Ichigo secoua négativement la tête.

« Non, ca ira merci. Je n'en ai plus pour longtemps. Ensuite, je vais passer voir Hitsugaya. »

Grimmjow grimaça.

La perspective des adieux entre les deux frères ne l'enthousiasmait guère. Même si le petit vampire avait fait des efforts et se montrait désormais courtois (sans oublier qu'il lui avait un peu sauvé la vie), il préférait être le moins souvent possible dans son champ de vision.

« Si je comprends bien, j'ai tout mon temps pour une promenade au village ? »

« Exact. Ça ne t'ennuie pas ? »

« Tu déconnes ? J'vais devoir te supporter 24H/24 dans les jours qui viennent alors, crois-moi, j'vais vite en avoir assez de toi ! » Grommela le bleuté.

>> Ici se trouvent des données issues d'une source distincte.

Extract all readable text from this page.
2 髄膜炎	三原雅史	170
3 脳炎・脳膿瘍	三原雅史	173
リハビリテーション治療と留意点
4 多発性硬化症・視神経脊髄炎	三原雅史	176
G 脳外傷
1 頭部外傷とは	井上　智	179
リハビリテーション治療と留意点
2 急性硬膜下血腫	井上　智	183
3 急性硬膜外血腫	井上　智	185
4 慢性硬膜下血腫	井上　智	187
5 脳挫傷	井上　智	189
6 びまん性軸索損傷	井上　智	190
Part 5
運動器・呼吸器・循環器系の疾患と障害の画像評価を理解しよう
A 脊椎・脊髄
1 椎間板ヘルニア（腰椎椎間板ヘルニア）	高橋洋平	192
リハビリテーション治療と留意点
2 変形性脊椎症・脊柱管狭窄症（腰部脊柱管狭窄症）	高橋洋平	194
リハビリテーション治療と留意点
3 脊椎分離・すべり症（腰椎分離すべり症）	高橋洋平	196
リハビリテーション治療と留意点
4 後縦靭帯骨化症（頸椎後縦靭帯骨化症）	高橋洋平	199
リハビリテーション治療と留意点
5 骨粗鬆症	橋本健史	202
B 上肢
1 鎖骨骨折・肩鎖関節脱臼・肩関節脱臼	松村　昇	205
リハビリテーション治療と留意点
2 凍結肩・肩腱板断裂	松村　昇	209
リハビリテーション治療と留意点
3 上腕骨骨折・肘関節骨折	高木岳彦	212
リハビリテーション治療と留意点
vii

« T'es en train de me dire que je ne te manque jamais ? »Le taquina le rouquin.

« Bordel, qu'est-ce que tu vas imaginer ? Qu'on va devenir un gentil ptit couple tout romantique qui se fait des poutous parce qu'ils se voient pas pendant trois heures ? Tu me fais marrer Ichigo ! Allez, à toutes ! » S'exclama-t-il en s'éloignant sous le regard goguenard du vampire.


Quelques heures plus tard, près du village

Le poing serré autour de l'objet, Grimmjow ne put s'empêcher de sentir son pouls s'accélérer.

Et merde, voilà que je stresse à la simple idée d'offrir un truc à ce fichu vampire. C'est vraiment débile ! Après tout, c'est quoi ? Une babiole, un gadget histoire de l'amuser un peu. Et accessoirement de le remercier de m'avoir sauvé la vie. Même si je lui avais rien demandé. Pas de quoi en faire un foin !

Malgré tout, il regarda à nouveau l'objet qu'il tenait fermement. Ronde, en or jaune, étincelante sous le soleil, une superbe boussole ciselée luisait dans sa main. L'aiguille était ornementée de minuscules rubis. Travaillée dans les moindres détails. Et gravée spécialement pour lui à ses initiales. Un bijou.

Il savait qu'Ichigo n'en possédait pas. Pas besoin de ca pour s'orienter, lui avait-il dit. Encore un truc de vampire ! Il s'en fichait. Ils partaient en voyage, ce genre de présent lui paraissait indiqué. Que le rouquin en ait ou non une réelle utilité importait peu. Il avait besoin de le remercier. De faire quelque chose pour lui.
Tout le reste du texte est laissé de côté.